Restaurant and kiosk owner Sakis Siakopoulos said he has resorted to barter in order to meet his obligations. A supplier of meats from Greece, he said, agreed to accept a shipment of Cypriot Halloumi cheese instead of a bank transfer.
Dylan Matthews at the Washington Post has charted out all the possible exits from this hell. He covers all the bases: a) Negotiate another European bailout, complete with haircut; b) implement a more traditional European bailout; c) bail out the banks themselves; d) accept a Russian bailout; e) convert deposits to CDs; f) leave the Euro and …. wait for it … f) hope for an American bailout.
Yeah, right, I know, but Ben Bernanke can technically decide that the latest round of asset buys the Fed is conducting should be switched from mortgage-backed securities to Cypriot bonds. If he buys those at bargain basement rates, Cyprus could finance the bailout without bankrupting itself. Same goes for any other central bank, like the Chinese or Indian banks. Brazil could get involved, maybe Britain or Canada. Who knows, it could be a whole party. Whether any of these countries think it’s worth the political risk of bailing out a tiny island in the Mediterranean which none of their constituents care about is another story. That’s why discussion focuses around Europe’s central bank rather than any institutions outside the European Union.
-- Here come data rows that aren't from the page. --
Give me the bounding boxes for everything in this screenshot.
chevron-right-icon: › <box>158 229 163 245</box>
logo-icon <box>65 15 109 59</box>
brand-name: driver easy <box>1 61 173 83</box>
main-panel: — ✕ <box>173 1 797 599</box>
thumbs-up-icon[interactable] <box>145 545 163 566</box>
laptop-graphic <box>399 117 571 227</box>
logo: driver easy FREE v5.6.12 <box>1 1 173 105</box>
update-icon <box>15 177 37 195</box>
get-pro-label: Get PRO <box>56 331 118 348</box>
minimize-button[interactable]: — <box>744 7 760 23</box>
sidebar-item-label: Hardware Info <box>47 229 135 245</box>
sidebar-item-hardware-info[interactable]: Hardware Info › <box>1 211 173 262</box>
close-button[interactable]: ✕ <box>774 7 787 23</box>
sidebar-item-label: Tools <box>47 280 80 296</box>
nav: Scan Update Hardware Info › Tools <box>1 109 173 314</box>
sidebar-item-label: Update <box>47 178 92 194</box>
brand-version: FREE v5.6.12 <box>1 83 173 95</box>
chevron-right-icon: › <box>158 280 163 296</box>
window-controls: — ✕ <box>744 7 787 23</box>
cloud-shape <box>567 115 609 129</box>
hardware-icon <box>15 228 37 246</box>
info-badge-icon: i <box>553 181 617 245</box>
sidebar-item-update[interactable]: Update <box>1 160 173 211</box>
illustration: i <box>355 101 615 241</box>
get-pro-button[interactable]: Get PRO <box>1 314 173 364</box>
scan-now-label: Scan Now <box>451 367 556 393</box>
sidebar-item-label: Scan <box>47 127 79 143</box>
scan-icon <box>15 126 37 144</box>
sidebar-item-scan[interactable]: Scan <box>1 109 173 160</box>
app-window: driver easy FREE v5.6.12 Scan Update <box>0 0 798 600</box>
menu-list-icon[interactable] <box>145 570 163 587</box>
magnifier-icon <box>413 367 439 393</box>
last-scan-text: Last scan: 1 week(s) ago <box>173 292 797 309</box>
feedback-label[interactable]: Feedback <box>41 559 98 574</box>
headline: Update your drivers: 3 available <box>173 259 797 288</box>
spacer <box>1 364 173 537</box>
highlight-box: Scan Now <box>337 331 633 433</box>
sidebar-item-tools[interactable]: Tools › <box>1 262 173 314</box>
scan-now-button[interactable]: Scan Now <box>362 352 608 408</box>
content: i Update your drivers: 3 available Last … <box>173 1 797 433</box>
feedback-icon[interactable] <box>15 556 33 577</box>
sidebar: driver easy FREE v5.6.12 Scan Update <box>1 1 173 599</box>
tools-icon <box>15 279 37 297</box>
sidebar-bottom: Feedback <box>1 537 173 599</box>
Cyprus might be bust but for the sake of the greater good old Ben Bernanke has to ride to the rescue. Because maintaining confidence in the larger global system is something that must be achieved at all costs. Otherwise the music stops and who knows what happens then?
Well we do know what happens then. Cyprus shows us. A European country goes from credit, to plastic, to cash, then barter, and then finally, unless the process is halted, to guns, knives and clubs, teeth and fingernails.
So the music must always play. Once financial rescues are perceived as simply banks bailing out each other with fake printed money the penny will drop. Cyprus demonstrates what happens once confidence evaporates. The system doesn’t just slowly chug to a halt, it implodes. Ka-boom.
One moment the banks on the island were open for business as usual. In the next instant the very same banks, physically the same on unchanged buildings and streets, were regarded as bankrupt. All that changed was information.
I have often written that the world crisis is at heart a crisis of information. The correspondence between physical things and the abstract financial system that values them has fallen out of sync. It cannot remain this way. The financial database is full of lies; and parenthetically, the political system, which is the handmaiden of the financial system, is as full of lies as well. Somehow they have to be brought into near alignment again.
Pretending that space aliens are going to invade, as Paul Krugman suggests, as an excuse to print money, or deciding we can borrow ‘infinite amounts’ as Bloomberg says, ain’t gonna work.
The challenge in the coming years is to unwind this deficit. The challenge is to bring the official narrative into line with the physical facts. If we won’t do it willingly then reality will do it for us. Guaranteed. Whatever the media or political or financial elite say one fact has remained unchanged since the beginning of the world. Nobody ever beat arithmetic.